Major Win delivered to the world a large body of new data that strongly supports claims that Burma has a covert nuclear program. This information deserves to be analyzed by a bright team, unfettered by narrow legal mandates and conflicting agendas. A new body in the UN system, at a higher level than the treaty verification organizations, could provide that analysis.
Footnotes
1
Burma has built approximately 20 numbered defense factories around the country. The purpose of all of them is not known, but there are reliable reports in great detail about the manufacturing of light arms, rifles, ammunition, mortars, landmines, and military electronics such as radios.
2
The IAEA Model Additional Protocol, INFCIRC/540 is a voluntary addition to an existing IAEA safeguards agreement. The Additional Protocol was introduced to increase IAEA investigation rights after major failures were discovered in Iraq following the 1991 Gulf War. It allows IAEA to collect information on a country’s nuclear activities, visit declared sites, and make unannounced visits to declared sites.

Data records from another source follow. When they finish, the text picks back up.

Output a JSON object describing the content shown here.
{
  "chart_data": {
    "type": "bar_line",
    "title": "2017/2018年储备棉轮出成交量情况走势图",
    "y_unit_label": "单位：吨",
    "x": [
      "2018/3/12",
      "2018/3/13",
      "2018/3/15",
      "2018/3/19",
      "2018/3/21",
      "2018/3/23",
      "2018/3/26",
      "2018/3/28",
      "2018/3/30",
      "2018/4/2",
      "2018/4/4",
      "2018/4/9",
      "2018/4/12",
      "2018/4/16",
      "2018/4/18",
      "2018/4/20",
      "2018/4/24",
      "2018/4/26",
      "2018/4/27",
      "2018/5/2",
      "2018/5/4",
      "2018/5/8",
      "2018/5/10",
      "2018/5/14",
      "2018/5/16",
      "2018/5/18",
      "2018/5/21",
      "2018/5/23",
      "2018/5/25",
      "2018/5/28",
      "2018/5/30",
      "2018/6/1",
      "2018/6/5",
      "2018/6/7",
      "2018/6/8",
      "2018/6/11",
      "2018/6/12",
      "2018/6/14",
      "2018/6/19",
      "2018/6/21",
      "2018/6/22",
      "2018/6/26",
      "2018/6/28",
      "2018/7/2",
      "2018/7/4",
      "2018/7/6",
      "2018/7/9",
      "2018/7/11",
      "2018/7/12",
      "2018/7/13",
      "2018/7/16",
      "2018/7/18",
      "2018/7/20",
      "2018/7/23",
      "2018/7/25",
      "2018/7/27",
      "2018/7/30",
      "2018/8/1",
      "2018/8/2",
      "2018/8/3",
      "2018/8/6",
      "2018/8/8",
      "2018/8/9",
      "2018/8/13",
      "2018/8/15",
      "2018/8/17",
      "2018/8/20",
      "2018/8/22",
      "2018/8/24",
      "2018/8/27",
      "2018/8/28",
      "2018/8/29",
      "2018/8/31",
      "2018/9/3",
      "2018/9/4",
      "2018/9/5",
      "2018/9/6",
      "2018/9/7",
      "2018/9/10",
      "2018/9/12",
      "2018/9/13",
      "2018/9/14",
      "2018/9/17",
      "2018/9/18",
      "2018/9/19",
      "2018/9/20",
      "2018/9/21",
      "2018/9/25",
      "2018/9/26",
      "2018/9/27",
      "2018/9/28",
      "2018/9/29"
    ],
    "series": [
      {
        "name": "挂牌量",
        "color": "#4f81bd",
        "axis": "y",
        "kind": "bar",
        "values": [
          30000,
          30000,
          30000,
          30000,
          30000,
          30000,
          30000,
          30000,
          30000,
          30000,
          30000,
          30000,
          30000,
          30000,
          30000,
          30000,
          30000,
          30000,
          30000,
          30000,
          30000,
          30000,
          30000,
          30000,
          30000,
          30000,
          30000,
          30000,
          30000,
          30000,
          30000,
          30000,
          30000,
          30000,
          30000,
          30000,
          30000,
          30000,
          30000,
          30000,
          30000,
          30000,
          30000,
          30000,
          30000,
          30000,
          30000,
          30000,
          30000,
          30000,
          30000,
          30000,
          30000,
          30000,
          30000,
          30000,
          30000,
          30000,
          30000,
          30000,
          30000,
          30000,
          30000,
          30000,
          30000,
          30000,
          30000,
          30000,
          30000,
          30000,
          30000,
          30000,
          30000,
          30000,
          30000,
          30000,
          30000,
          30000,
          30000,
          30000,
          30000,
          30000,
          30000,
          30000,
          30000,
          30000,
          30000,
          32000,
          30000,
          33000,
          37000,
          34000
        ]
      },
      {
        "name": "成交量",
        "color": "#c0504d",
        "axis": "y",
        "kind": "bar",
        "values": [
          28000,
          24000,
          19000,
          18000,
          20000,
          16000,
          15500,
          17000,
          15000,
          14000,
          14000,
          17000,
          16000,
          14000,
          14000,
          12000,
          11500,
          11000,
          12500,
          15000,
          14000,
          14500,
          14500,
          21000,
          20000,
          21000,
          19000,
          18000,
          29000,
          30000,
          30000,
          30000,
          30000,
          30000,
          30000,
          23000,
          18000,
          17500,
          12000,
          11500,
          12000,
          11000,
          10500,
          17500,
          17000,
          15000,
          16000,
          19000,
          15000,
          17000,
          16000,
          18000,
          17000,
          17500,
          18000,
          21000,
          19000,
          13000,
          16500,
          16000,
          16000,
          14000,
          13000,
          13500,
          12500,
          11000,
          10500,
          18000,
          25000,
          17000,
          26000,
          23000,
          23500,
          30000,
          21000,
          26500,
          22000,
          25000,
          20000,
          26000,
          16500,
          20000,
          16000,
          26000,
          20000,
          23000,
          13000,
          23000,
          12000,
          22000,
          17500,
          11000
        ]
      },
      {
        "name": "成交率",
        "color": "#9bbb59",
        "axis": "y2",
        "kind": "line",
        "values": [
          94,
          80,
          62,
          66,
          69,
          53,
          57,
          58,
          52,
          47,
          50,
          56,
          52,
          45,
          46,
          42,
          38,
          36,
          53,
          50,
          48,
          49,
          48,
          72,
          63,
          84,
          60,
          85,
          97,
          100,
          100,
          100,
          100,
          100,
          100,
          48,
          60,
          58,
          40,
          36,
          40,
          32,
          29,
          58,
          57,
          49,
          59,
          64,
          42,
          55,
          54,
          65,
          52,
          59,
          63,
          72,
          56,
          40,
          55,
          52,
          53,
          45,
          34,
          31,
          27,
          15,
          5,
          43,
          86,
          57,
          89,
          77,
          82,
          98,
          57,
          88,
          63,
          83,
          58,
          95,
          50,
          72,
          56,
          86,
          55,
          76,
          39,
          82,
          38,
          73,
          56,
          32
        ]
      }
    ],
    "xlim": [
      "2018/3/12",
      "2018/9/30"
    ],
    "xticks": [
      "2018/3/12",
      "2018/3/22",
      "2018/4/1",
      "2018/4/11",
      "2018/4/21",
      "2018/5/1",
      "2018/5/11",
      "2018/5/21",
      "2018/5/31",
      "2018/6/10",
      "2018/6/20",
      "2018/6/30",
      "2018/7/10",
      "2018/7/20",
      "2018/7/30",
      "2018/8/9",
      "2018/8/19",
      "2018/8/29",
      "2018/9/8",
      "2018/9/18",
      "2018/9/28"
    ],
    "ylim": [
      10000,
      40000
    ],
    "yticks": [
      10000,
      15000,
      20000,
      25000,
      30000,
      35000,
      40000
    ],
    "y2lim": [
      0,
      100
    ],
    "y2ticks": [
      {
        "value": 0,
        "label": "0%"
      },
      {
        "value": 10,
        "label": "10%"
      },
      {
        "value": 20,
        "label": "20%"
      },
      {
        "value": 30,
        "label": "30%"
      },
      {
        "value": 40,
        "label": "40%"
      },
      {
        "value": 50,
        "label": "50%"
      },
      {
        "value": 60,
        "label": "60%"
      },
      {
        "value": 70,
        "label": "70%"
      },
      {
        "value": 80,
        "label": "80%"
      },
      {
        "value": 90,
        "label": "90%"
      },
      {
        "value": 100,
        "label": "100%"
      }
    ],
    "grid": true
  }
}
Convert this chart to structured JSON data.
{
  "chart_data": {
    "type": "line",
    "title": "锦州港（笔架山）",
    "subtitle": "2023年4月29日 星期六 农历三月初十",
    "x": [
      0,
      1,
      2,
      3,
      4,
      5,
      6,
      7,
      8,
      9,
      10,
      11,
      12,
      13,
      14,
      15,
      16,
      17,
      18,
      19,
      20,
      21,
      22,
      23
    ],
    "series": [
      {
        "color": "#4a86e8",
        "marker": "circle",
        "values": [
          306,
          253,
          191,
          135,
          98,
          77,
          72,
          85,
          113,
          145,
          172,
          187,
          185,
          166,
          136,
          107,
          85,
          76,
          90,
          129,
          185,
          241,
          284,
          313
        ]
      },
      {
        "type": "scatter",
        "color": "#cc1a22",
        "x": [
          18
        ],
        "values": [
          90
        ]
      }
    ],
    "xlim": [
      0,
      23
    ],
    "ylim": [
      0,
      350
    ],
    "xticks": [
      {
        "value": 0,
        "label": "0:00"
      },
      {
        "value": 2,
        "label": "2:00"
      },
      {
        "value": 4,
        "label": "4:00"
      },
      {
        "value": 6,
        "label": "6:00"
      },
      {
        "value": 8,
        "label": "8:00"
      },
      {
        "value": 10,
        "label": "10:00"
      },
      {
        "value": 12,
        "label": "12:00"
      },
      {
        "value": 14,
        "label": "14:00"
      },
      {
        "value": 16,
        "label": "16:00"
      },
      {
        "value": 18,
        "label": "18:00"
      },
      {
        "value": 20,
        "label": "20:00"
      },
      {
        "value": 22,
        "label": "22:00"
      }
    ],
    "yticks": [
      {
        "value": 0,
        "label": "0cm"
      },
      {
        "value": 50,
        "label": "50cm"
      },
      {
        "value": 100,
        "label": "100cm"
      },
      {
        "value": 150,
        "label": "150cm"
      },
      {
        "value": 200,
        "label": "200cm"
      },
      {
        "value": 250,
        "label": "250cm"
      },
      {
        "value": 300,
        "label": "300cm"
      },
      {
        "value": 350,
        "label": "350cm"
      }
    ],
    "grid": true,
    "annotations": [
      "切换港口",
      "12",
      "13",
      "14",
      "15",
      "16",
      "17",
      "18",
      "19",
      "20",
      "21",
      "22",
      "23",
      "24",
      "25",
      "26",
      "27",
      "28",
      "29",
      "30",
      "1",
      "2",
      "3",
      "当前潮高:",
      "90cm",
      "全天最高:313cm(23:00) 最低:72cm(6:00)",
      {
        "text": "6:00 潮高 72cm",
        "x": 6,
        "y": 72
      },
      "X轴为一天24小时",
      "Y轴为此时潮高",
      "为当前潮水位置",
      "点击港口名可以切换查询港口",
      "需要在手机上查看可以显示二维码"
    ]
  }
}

In extraordinary circumstances IAEA can ask for access to undeclared or non-nuclear sites. Burma has an older type of Safeguards Agreement and has not accepted the Additional Protocol, which severely limits the IAEA.
3
It is also curious to note that the IAEA is training a few Burmese nuclear scientists at the same time as several thousand young Burmese military officers are going to Moscow for undergraduate training in nuclear and missile engineering. The Department of Technical Cooperation, in 2007 published their rationale for aiding Burma’s human resources in the nuclear field: “The nuclear programme in Myanmar depended on a small aging core of foreign trained scientists and engineers, and training provided to local staff was almost entirely through International Atomic Energy Agency (IAEA) assistance.” See IAEA TC Project Datasheet, 2MYA/0/007, from 2001 to completion in 2010 (IAEA, 2010).
4
The United Nations Monitoring Verification and Inspection Commission, UNMOVIC, operated on a similar basis. There was a small permanent staff planning inspections and evaluating new data. The UNMOVIC depended on a cadre of experts trained in inspection procedures but chosen for their detailed technical knowledge of weapons of mass destruction. UNMOVIC was considered as a possible permanent organization in the role I have suggested, but was not accepted due to the political pressures of 2003 following the end of the second Gulf War.
5
INF, START, IAEA Action Team, UNMOVIC, CTBTO, OPCW, etc.
6
It is worth correcting a common misconception here. IAEA is frequently called the “UN Nuclear Watchdog.” Actually, the IAEA is an independent organization affiliated with the UN system and reporting to the Security Council and not the Secretary General. The OPCW is an independent, autonomous international organization with a working relationship with the United Nations. For this reason, either would normally refuse to share samples collected for mandated purposes with other organizations with very different technical missions. It is therefore necessary for the Security Council to empower the new commission to request data from single mission international verification organizations.
7
The bombing in Syria is shrouded in mystery. Israel conducted a nighttime bombing raid to destroy what is believed to be a Magnox-type nuclear reactor under construction with North Korean assistance. The government of Israel has never confirmed the bombing, and Syria took a surprisingly low key position, trying to ignore the attack. The United States published a description of the reactor nearly eight months after the incident. IAEA managed to inspect the bombed site one time for less than one day. They were not able to make substantial conclusions about the alleged reactor because the site had been completely cleared months earlier and a new building, not a reactor, had been erected. IAEA collected a few particulate samples that they claim prove that reactor fuel was on the site, although this conclusion is highly suspect given the evidence.